The decision to leave Microsoft was first reported on a blog, of course, before Scoble told the company. It has led other bloggers to ask: Will anyone care about Scoble anymore if he's not working at Microsoft?

The co-author of “Naked Conversations: How Blogs Are Changing the Way Businesses Talk with Customers,'' Scoble sat down with the Mercury News at PodTech.net's offices at US Venture Partners on Sand Hill Road in Menlo Park. This is an edited version of that interview.

Q Why did you leave Microsoft to work at a start-up?

A I began to notice some trends. Geekbrief.tv. started last December and has 2 million unique visitors a month. Then Microsoft came out with a new portable video player, and with other video players people are going to be hungry for new content. I saw a business opportunity. The viewing patterns are changing. We want to interact. Something is changing in media consumption behavior. I wanted to explore that more and be part of the new kind of media being built.

Q Ford has started a blog, as have other corporations. Are corporate blogs something trendy or is something changing?

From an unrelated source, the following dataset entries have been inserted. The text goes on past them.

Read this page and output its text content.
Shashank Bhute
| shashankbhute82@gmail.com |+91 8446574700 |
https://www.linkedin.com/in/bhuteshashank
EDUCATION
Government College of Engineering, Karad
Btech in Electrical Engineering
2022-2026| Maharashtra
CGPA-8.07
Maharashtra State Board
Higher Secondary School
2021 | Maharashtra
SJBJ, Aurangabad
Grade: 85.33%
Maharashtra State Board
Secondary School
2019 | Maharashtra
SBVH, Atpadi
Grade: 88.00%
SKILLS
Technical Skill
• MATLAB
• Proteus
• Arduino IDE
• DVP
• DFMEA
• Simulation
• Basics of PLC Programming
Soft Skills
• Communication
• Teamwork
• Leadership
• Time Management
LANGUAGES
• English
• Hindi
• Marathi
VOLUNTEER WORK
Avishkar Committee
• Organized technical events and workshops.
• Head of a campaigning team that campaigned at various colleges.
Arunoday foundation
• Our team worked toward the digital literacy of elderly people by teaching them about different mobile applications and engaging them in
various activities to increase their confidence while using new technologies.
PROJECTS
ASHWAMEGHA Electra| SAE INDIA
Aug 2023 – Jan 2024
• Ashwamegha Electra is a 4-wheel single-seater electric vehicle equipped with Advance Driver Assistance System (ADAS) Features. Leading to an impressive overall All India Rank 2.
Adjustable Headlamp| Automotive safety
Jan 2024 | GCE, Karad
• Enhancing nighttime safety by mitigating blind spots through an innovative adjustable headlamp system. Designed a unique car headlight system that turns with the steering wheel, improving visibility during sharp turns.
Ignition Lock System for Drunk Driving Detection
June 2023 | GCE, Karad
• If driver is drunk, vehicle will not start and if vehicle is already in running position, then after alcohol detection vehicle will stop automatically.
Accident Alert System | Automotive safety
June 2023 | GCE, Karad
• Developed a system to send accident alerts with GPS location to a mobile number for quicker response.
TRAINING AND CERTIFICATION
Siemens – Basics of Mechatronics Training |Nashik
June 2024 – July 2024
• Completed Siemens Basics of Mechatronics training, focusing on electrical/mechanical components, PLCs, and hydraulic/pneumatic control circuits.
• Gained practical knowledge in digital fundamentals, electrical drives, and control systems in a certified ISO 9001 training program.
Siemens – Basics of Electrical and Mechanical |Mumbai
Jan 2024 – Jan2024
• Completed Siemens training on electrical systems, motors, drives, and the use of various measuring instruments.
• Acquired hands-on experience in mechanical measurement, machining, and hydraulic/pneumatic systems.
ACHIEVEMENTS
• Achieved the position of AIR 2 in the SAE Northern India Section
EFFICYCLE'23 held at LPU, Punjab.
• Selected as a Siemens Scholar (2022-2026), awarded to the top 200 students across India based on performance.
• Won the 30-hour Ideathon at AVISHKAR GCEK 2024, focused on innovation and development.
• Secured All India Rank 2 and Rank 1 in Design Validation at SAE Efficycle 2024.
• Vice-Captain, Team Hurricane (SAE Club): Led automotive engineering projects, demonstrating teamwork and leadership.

A Companies realize the power of the word-of-mouth network that is out there. A kid in Australia with five readers can get in the New York Times in a few days. Look how my news of leaving Microsoft got out. I told 15 people at a blogger conference and one of them wrote about it. Within an hour, it was on 500 blogs. Then I was in the mainstream media. The word-of-mouth network is so efficient now. Now you go on a photo forum and ask where should I buy a camera and you get 1,000 responses from around the world.

Q What did your experience at Microsoft show you?

A We were tired of committee-based marketing. Here we were having real conversations with people. On the first day we started Channel 9, the public relations people tried to shut it down. But they couldn't because 100,000 people showed up. That was three years ago. Now it has 4.3 million unique visitors a month as of two months ago.

Q But won't it be dispiriting if all this blogging is really about selling things or talking about consumer products? If this “word-of-mouth world,'' as you call it, is about spreading information about Ford Escorts.

A It can work against companies as well.

Q How do you sort the hype from reality in this current wave of Internet companies?

A I look for doubling effects. I look for things that continue to see doubling in size. The instant messenger ICQ launched in 1996. By the time I signed up, six weeks later, they had 65,000 downloads. Back then the word-of-mouth network wasn't so efficient.

My skepticism right now is about how many Web 2.0 Web sites have audiences. The one site people outside the geek world talk to me about is Zillow (which gives real estate price estimates). It's easy to get doubling effects inside a passion chamber — all the people who care about something will check it out. It's hard to have it double forever. The trick is to know if it has a chance to jump from the passionate few to the unpassionate many.

Q How do you respond to critics who say you are getting boring now that you left Microsoft?

A I don't have the Microsoft crutch to hang on anymore. To have access where no one else had access is great. It is really easy. Now that I'm on the outside, I have to do more reporting work. But I don't let people get to me. I think that's why I survived at Microsoft. I try to learn from criticism.